We had three days of seventy degree weather this week and it was wonderful. Fallen crunchy leaves, skies that stark blue of autumn, trees still hanging onto swaths of red and yellow and yet, instead of that crispness in the air, strange warmth. Comfortable and kind. Then Saturday we had the threat of flurries, but they didn’t come. Kurt put in the storm windows. This morning we had frost covering the roof and the yard. Last week must have been summer’s last hurrah, and now it will turn cold in earnest. Both the previous Novembers that I have lived here it has snowed before Thanksgiving. The first time it was simultaneously magical and scary. I didn’t know that we wouldn’t be snowbound after that first snowfall. It melted and went away, of course, but I didn’t know when it fell that it would do that. This year I’m kind of looking forward to that first snow, and if it doesn’t happen before Thanksgiving I may be disappointed. However, I need boots before it snows. Which means buying them. I think I’ve procrastinated on that shopping chore long enough. I better get them this week or my feet are going to be cold. Also, all my toe socks have vanished since last year. Must have warm and cozy socks.

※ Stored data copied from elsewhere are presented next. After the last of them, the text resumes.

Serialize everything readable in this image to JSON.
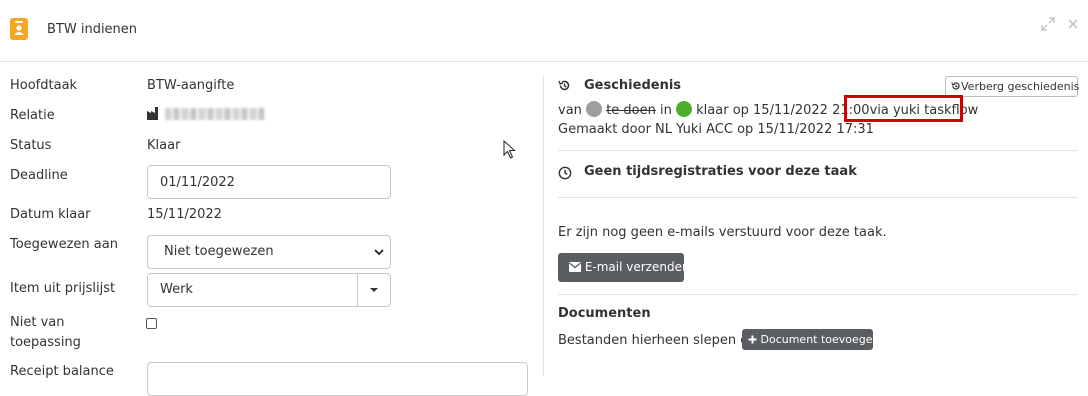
{
  "header": {
    "title": "BTW indienen"
  },
  "form": {
    "hoofdtaak": {
      "label": "Hoofdtaak",
      "value": "BTW-aangifte"
    },
    "relatie": {
      "label": "Relatie",
      "value": ""
    },
    "status": {
      "label": "Status",
      "value": "Klaar"
    },
    "deadline": {
      "label": "Deadline",
      "value": "01/11/2022"
    },
    "datum_klaar": {
      "label": "Datum klaar",
      "value": "15/11/2022"
    },
    "toegewezen": {
      "label": "Toegewezen aan",
      "selected": "Niet toegewezen"
    },
    "prijslijst": {
      "label": "Item uit prijslijst",
      "value": "Werk"
    },
    "niet_van_toepassing": {
      "label_line1": "Niet van",
      "label_line2": "toepassing",
      "checked": false
    },
    "receipt_balance": {
      "label": "Receipt balance",
      "value": ""
    }
  },
  "history": {
    "title": "Geschiedenis",
    "hide_button": "Verberg geschiedenis",
    "line1": {
      "van": "van",
      "from_status": "te doen",
      "in": "in",
      "to_status": "klaar op 15/11/2022 21:00",
      "via": "via yuki taskflow"
    },
    "line2": "Gemaakt door NL Yuki ACC op 15/11/2022 17:31"
  },
  "time": {
    "title": "Geen tijdsregistraties voor deze taak"
  },
  "emails": {
    "text": "Er zijn nog geen e-mails verstuurd voor deze taak.",
    "button": "E-mail verzenden"
  },
  "documents": {
    "title": "Documenten",
    "drop_text": "Bestanden hierheen slepen of",
    "add_button": "Document toevoegen"
  },
  "colors": {
    "accent_orange": "#f5a623",
    "status_todo": "#9e9e9e",
    "status_done": "#4caf29",
    "highlight": "#d10000",
    "button_dark": "#5a5e63"
  }
}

This morning I was sharing giggle time with my daughter. This is where she climbs into my bed and we just laugh together. She will say goofy stuff, eyes bright and fixed on mine, trying to make me laugh. When I do laugh, she joins me. Sometimes there’s tickling involved, sometimes just silly words. She’s working hard on the concept of jokes. She wants to make them up instead of recite them, but she tends toward the nonsensical and hasn’t quite grasped that it needs to make some sense, but be slightly off as well, as that’s what makes a joke funny. Anyway, we always end up laughing at either her statements or my jokes. I love these moments. They’re nothing special, nothing unusual, but neither are they daily occurrences. They’re just a part of how it is. I treasure these times, but I have no idea whether Sophia will even remember them.

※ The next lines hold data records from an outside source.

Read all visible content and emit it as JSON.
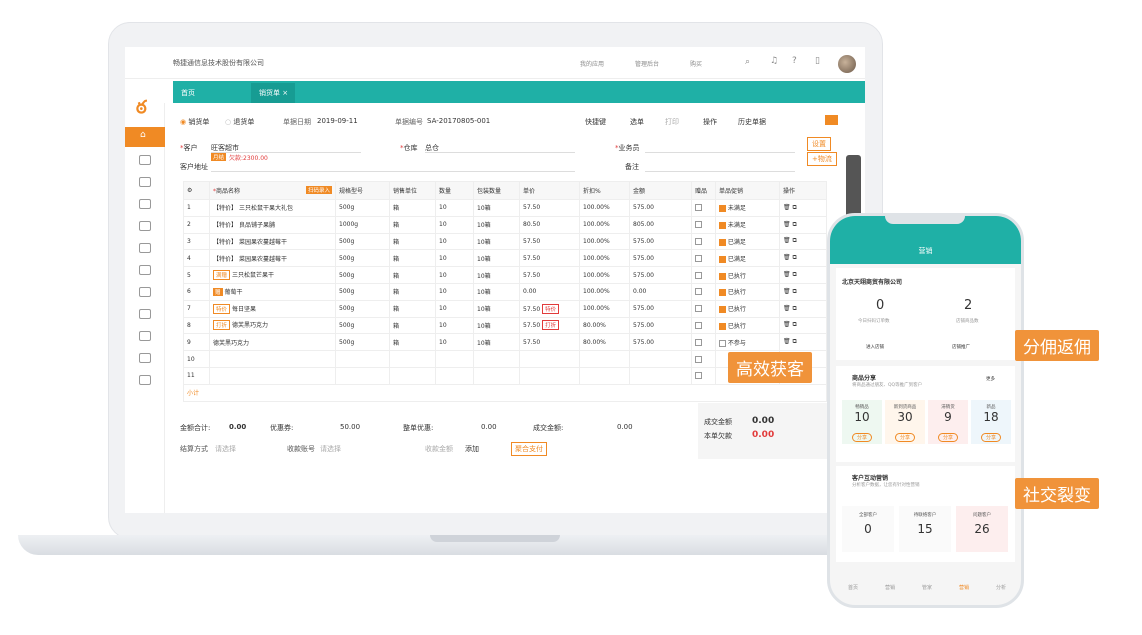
{
  "topbar": {
    "company": "畅捷通信息技术股份有限公司",
    "items": [
      "我的应用",
      "管理后台",
      "购买"
    ],
    "badge": "99"
  },
  "tabs": {
    "home": "首页",
    "sales": "销货单 ×"
  },
  "form": {
    "doc_types": [
      "销货单",
      "退货单"
    ],
    "date_label": "单据日期",
    "date_value": "2019-09-11",
    "no_label": "单据编号",
    "no_value": "SA-20170805-001",
    "toolbar": [
      "快捷键",
      "选单",
      "打印",
      "操作",
      "历史单据"
    ],
    "customer_label": "客户",
    "customer_value": "旺客超市",
    "credit_tag": "月结",
    "debt": "欠款:2300.00",
    "warehouse_label": "仓库",
    "warehouse_value": "总仓",
    "salesman_label": "业务员",
    "address_label": "客户地址",
    "remark_label": "备注",
    "btn_settings": "设置",
    "btn_logistics": "+物流"
  },
  "table": {
    "headers": [
      "商品名称",
      "扫码录入",
      "规格型号",
      "销售单位",
      "数量",
      "包装数量",
      "单价",
      "折扣%",
      "金额",
      "赠品",
      "单品促销",
      "操作"
    ],
    "rows": [
      {
        "n": "1",
        "tag": "【特价】",
        "name": "三只松鼠干果大礼包",
        "spec": "500g",
        "unit": "箱",
        "qty": "10",
        "pack": "10箱",
        "price": "57.50",
        "ptag": "",
        "disc": "100.00%",
        "amt": "575.00",
        "promo": "未满足"
      },
      {
        "n": "2",
        "tag": "【特价】",
        "name": "良品铺子果脯",
        "spec": "1000g",
        "unit": "箱",
        "qty": "10",
        "pack": "10箱",
        "price": "80.50",
        "ptag": "",
        "disc": "100.00%",
        "amt": "805.00",
        "promo": "未满足"
      },
      {
        "n": "3",
        "tag": "【特价】",
        "name": "菜园果农蔓越莓干",
        "spec": "500g",
        "unit": "箱",
        "qty": "10",
        "pack": "10箱",
        "price": "57.50",
        "ptag": "",
        "disc": "100.00%",
        "amt": "575.00",
        "promo": "已满足"
      },
      {
        "n": "4",
        "tag": "【特价】",
        "name": "菜园果农蔓越莓干",
        "spec": "500g",
        "unit": "箱",
        "qty": "10",
        "pack": "10箱",
        "price": "57.50",
        "ptag": "",
        "disc": "100.00%",
        "amt": "575.00",
        "promo": "已满足"
      },
      {
        "n": "5",
        "tag": "满赠",
        "name": "三只松鼠芒果干",
        "spec": "500g",
        "unit": "箱",
        "qty": "10",
        "pack": "10箱",
        "price": "57.50",
        "ptag": "",
        "disc": "100.00%",
        "amt": "575.00",
        "promo": "已执行"
      },
      {
        "n": "6",
        "tag": "赠",
        "name": "葡萄干",
        "spec": "500g",
        "unit": "箱",
        "qty": "10",
        "pack": "10箱",
        "price": "0.00",
        "ptag": "",
        "disc": "100.00%",
        "amt": "0.00",
        "promo": "已执行"
      },
      {
        "n": "7",
        "tag": "特价",
        "name": "每日坚果",
        "spec": "500g",
        "unit": "箱",
        "qty": "10",
        "pack": "10箱",
        "price": "57.50",
        "ptag": "特价",
        "disc": "100.00%",
        "amt": "575.00",
        "promo": "已执行"
      },
      {
        "n": "8",
        "tag": "打折",
        "name": "德芙黑巧克力",
        "spec": "500g",
        "unit": "箱",
        "qty": "10",
        "pack": "10箱",
        "price": "57.50",
        "ptag": "打折",
        "disc": "80.00%",
        "amt": "575.00",
        "promo": "已执行"
      },
      {
        "n": "9",
        "tag": "",
        "name": "德芙黑巧克力",
        "spec": "500g",
        "unit": "箱",
        "qty": "10",
        "pack": "10箱",
        "price": "57.50",
        "ptag": "",
        "disc": "80.00%",
        "amt": "575.00",
        "promo": "不参与"
      },
      {
        "n": "10"
      },
      {
        "n": "11"
      }
    ],
    "subtotal": "小计"
  },
  "totals": {
    "amount_label": "金额合计:",
    "amount": "0.00",
    "coupon_label": "优惠券:",
    "coupon": "50.00",
    "discount_label": "整单优惠:",
    "discount": "0.00",
    "deal_label": "成交金额:",
    "deal": "0.00",
    "settle_label": "结算方式",
    "settle_ph": "请选择",
    "account_label": "收款账号",
    "account_ph": "请选择",
    "received_label": "收款金额",
    "add": "添加",
    "pay": "聚合支付",
    "deal_amount_label": "成交金额",
    "deal_amount": "0.00",
    "debt_label": "本单欠款",
    "debt": "0.00"
  },
  "phone": {
    "title": "营销",
    "company": "北京天翊商贸有限公司",
    "stat1": "0",
    "stat1_label": "今日扫码订单数",
    "stat2": "2",
    "stat2_label": "店铺商品数",
    "enter_shop": "进入店铺",
    "promote_shop": "店铺推广",
    "share_title": "商品分享",
    "share_sub": "将商品通过朋友、QQ等推广到客户",
    "more": "更多",
    "cats": [
      {
        "label": "畅销品",
        "val": "10"
      },
      {
        "label": "新到货商品",
        "val": "30"
      },
      {
        "label": "滞销货",
        "val": "9"
      },
      {
        "label": "新品",
        "val": "18"
      }
    ],
    "share_btn": "分享",
    "interact_title": "客户互动营销",
    "interact_sub": "分析客户数据，让您有针对性营销",
    "cust": [
      {
        "label": "全部客户",
        "val": "0"
      },
      {
        "label": "待联络客户",
        "val": "15"
      },
      {
        "label": "问题客户",
        "val": "26"
      }
    ],
    "nav": [
      "首页",
      "营销",
      "管家",
      "营销",
      "分析"
    ]
  },
  "callouts": {
    "c1": "高效获客",
    "c2": "分佣返佣",
    "c3": "社交裂变"
  },
  "colors": {
    "teal": "#1fb0a6",
    "orange": "#f08a24",
    "red": "#e23b3b"
  }
}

When I think about that, about whether she’ll remember occasionally coming to my bed in the mornings and goofing around, laughing until we can’t anymore, I try to bring similar memories up for myself and I can’t. I’m not like Sophia; she has an uncanny memory, and my memory is poor. I cannot say for sure that I never played around like that with my mom or my dad. But I have no memories to suggest I did. I remember my brother sometimes tickling me until I thought I would pop while I screamed and laughed. But I don’t have any comparable memories of silly verbal or physical play with my parents. I can’t tell you whether this means nothing like that every happened, or whether this means I just forgot about it. In some sense I can’t even imagine a circumstance under which it might have happened, so my guess is that it never did. I don’t know why. Maybe it’s because they were already very middle-aged when I was born, or because they are just very serious people. My dad is definitely a very serious person.

So what will she remember? Will she know that we laughed together like fools, or will she remember only that I sometimes scolded her? Will she see an older me and state that I am now and have always been a very serious person? We shall have to wait and see, won’t we?